3 Target formats of typeset

Typeset supports various ``target formats'' i.e., backends. All these formats have some special properties, are supported to different extent and are partially customizable. Here details are discussed.

3.1 PostScript

The PostScript output is generated by a special PostScript formatter. Typeset generates only the input for this formatter and invokes it for the PostScript output.

There is support to choose the backend formatter in principle, but currently only Lout and LaTeX is supported. Future versions will at least support LaTeX + dvips.

Why is Lout the default? Just because it's the one simple enough that I learned a bit how to program it. And it supports most of the features someone needs to produce neat documents. Unfortunately it has some drawbacks discussed in the Lout section (3.3). I must also admit that LaTeX output looks a little better, but that is a matter of taste. See LaTeX section (3.4) how to use its output.

3.2 ASCII

For the ASCII target applies the same as for PostScript. The default formatter is also Lout. Maybe some day there will be support for roff. See Lout section (3.3) for discussion.

3.3 Lout

Lout is the default PostScript backend of typeset.

Even if not described in the standard values for the -O Option also lout is a valid parameter to the -O option. It's not described among the standard values because it's not considered to be a final target.

The most important features of Lout are it's easy to learn programming language, it's capability to denote equations, pictures, graphs and even ``special effects'' (like rotated text) without much hassle and the fact that it's relatively small on the disk.

All the document types which come with typeset have a representation in the Lout target. For the brief it's the only target defined. See (3.3.3) about the manpage document type.

3.3.1 The face attribute

The face attribute is a string of tokens delimited by spaces.

The following values of the face attribute are recognized:

1S 2S
These change between one side and double side printing.
1C 2C
These switch between one column and two column for the main text. Some text chunks are one column in any case (e.g.,the table of contents, abstract, intro, preface) index text is two column in any case.
nidx
This suppresses the generation of an index even though <index> tags are used in the document.

By default simple documents use face=``1S 1C nidx'', report use face=``1S 2C'' and books face=``2S 1C''.

3.3.2 Notations with Lout

For all notations suitable to be used in conjunction with the Lout target there must be a way to convert the code either into Lout code or into Encapsulated PostScript.

Typeset as it comes has these conversion defined for a couple of notations (e.g., notation fig for figures drawn with xfig).

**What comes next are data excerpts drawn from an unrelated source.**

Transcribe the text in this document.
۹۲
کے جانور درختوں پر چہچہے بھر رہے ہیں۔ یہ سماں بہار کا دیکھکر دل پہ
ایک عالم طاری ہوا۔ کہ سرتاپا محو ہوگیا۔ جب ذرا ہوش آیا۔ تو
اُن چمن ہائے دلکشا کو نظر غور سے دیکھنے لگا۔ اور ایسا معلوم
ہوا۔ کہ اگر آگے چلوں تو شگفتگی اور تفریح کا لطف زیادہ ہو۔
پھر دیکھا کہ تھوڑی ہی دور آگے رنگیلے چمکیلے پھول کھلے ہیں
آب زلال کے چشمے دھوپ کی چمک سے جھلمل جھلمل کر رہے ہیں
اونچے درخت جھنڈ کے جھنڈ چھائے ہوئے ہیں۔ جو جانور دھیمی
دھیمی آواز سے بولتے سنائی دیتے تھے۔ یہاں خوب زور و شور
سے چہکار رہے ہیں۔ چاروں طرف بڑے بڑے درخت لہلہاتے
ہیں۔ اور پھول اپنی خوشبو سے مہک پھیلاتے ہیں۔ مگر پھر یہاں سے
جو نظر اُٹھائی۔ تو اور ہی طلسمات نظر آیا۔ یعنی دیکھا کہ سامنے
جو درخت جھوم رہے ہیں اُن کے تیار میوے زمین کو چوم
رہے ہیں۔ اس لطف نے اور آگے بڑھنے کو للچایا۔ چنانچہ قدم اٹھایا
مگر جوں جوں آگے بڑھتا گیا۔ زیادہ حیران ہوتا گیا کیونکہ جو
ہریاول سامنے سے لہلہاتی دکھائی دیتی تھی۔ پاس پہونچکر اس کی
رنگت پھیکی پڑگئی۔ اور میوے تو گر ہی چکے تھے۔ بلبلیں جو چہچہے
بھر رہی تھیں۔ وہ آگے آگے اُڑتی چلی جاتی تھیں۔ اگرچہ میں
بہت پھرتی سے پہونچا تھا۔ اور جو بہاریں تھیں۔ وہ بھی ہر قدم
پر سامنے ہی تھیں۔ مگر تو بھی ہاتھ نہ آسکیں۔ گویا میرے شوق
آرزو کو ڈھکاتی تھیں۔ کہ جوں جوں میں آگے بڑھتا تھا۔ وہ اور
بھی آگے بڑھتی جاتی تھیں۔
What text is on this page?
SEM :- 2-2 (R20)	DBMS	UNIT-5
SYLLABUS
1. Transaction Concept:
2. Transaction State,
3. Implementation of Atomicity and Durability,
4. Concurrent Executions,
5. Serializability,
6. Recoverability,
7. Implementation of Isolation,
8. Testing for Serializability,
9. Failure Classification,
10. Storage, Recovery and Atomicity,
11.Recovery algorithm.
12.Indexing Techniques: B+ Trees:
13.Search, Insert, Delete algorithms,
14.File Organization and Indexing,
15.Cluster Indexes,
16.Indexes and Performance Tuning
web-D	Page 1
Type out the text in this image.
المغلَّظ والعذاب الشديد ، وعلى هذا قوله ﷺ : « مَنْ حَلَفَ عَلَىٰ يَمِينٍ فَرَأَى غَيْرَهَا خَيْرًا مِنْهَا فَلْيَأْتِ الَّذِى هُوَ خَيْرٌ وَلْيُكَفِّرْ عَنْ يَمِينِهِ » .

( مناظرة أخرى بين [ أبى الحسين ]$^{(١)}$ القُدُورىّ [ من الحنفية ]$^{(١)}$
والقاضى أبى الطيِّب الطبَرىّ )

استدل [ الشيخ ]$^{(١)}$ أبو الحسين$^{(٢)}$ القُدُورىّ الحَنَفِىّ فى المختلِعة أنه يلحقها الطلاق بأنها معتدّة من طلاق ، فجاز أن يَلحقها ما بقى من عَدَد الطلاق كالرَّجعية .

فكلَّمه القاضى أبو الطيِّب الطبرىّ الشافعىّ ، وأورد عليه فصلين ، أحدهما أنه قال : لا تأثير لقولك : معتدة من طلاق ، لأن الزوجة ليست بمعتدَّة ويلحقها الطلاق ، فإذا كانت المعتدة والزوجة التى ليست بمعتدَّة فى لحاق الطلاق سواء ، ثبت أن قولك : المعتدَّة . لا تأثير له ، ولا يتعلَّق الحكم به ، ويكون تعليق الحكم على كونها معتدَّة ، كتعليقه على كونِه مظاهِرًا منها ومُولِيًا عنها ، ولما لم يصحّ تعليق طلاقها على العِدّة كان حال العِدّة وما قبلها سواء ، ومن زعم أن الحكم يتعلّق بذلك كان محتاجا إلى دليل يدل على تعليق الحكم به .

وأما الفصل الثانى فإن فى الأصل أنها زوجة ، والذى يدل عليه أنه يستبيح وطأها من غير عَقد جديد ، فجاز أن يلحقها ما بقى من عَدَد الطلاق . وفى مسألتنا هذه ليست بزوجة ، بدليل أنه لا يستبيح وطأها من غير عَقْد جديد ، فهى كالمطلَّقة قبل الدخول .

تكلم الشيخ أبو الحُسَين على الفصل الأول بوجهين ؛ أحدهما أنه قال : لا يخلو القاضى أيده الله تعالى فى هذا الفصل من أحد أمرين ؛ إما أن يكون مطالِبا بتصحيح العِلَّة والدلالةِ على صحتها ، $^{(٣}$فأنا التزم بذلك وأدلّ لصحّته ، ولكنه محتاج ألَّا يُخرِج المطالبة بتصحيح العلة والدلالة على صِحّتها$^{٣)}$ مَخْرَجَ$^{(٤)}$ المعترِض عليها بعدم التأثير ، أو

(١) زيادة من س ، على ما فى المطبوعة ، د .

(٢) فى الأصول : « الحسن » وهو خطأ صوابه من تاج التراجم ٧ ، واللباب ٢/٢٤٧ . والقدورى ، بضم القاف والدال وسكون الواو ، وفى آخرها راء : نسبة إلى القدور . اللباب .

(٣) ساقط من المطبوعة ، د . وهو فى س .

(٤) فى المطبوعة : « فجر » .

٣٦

Notations which are converted into Encapsulated PostScript can't really determine if the .eps file is no longer necessary. Therefore it is not deleted by typeset.

It is always a good idea to move to an empty directory to invoke typeset and supply the full file name to the source. This way you will end up with your document and you can see with ease which files are no longer needed.

3.3.3 Problems

But the old Lout had also its drawbacks. Unfortunately typeset reveals bugs and after all misfeatures all the time. Those keep me for instance from a better table implementation.

The old version of Lout were unable to break indented chunks of text over columns and pages. This is solved by the new release, but typeset revealed a bug in that code. Thus there is a chance left to get bitten by this bug. If it appears, long junks will not be broken. Moreover the spacing between the paragraphs behaves very funny in this case. It is likely to happen only when you have nested <desc> elements and more than one paragraph in the inner description list. If this appears to you please send me a test file.

An finally there is the problem with Lout, that it may fail sometimes to resolve cross references on heavy loaded machines or if disk space is ``tight''. (Where tight could be a couple of Megabytes.) This should be circumvented now because most cross referencing is done without the lout (only page references are left to lout). But I can't test it.

3.3.4 Customization

Lout has its own way for extensive customization. This includes all sort of things like hyphenation exceptions, definitions of new symbols, page background and so on. This is not the place to discuss them. See the documentation of Lout for details.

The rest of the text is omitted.